Significa que vai haver uma redução da expressão desse receptor que está
envolvido na resposta ao estresse. Então, essas pessoas se tornam
hiperestressaveis.

Ou seja, aquela pessoa que passou por um trauma, ela vai passar o resto da
vida mais sensível ao estresse e, portanto, voltando novamente a se
traumatizar multiplamente, ou seja, é totalmente biológico, isso que acontece
em função da experiência, quer dizer, a experiência gera modificação
comportamental de longo prazo.
Freud também postulou que o que faz o sonho é o desejo, a frase que ele usou
é que o desejo é o motor do sonho.

Hoje está bem demonstrado que pessoas que são desprovidas do sistema
dopaminérgico, ou seja, do sistema que permite desejar coisas boas e evitar
coisas negativas, quando as pessoas não têm esse sistema, elas não sonham,
então de fato deseja o motor do sonho.

Freud foi a pessoa que descreveu a repressão inconsciente de memórias e a


supressão consciente de memórias. Então, quando alguma coisa é muito
desagradável, consciente ou inconscientemente a gente pode colocar aquilo
por debaixo do tapete e a pessoa, de fato, acha que aquela memória não
existe.

No entanto, a memória está lá e na teoria psicanalítica essa memória oculta


pode gerar sintomas. Hoje em dia existe uma linha de pesquisa, vários
pesquisadores diferentes publicando em revistas do mais alto nível, mostrando
que existe, de fato, esse fenômeno.

Então, porções do córtex frontal se ativam e inibem a atividade do hipocampo e


amígdala, suprimindo essas memórias.

Isso é um programa de pesquisa, absolutamente central na ciência e ele é tão


inspirado em Freud que você vai nos artigos e no próprio resumo, a primeira
palavra que aparece é: “de acordo com aquilo que foi postulado por Freud”.
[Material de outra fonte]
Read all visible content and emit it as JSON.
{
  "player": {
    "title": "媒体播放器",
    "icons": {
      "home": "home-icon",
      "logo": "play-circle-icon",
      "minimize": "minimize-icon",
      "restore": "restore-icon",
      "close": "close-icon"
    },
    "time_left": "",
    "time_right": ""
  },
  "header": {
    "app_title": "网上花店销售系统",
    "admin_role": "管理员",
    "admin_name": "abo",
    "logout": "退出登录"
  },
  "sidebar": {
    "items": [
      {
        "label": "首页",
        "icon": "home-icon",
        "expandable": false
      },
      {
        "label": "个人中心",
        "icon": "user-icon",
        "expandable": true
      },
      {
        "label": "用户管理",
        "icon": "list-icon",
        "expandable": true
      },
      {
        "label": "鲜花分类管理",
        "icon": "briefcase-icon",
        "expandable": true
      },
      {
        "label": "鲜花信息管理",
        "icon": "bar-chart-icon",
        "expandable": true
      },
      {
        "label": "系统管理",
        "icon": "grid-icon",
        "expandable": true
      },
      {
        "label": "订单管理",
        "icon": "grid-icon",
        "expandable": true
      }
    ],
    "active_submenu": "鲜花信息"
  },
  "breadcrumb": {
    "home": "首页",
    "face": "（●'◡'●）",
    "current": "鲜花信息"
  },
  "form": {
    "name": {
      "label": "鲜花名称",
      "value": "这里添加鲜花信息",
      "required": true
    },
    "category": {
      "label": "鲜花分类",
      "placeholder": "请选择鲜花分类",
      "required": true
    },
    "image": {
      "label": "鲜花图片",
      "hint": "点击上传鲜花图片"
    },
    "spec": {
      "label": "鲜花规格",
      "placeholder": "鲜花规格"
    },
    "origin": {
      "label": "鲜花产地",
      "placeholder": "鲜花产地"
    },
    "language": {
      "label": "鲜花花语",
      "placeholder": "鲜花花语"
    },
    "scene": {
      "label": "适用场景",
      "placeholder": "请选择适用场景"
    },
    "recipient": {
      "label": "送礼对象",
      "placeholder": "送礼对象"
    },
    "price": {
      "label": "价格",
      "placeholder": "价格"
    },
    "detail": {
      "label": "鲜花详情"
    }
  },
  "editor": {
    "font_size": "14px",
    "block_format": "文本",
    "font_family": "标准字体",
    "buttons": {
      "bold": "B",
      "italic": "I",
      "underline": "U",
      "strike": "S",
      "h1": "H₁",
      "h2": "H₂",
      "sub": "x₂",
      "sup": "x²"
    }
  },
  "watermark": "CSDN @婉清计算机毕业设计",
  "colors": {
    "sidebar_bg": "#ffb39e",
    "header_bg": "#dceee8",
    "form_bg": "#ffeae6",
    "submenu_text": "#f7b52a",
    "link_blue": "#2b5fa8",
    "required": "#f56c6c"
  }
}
Portanto, Freud está voltando com a neurociência e eu acredito que nos


próximos anos ele vai voltar a ocupar o lugar que ele sempre deveria ter
ocupado, que é um lugar ao lado de Santiago Ramon Cajal, ao lado do
Sherrington, ao lado do Adrian, ao lado do Pavlov, dos grandes fundadores da
neurociência, no início do século 20.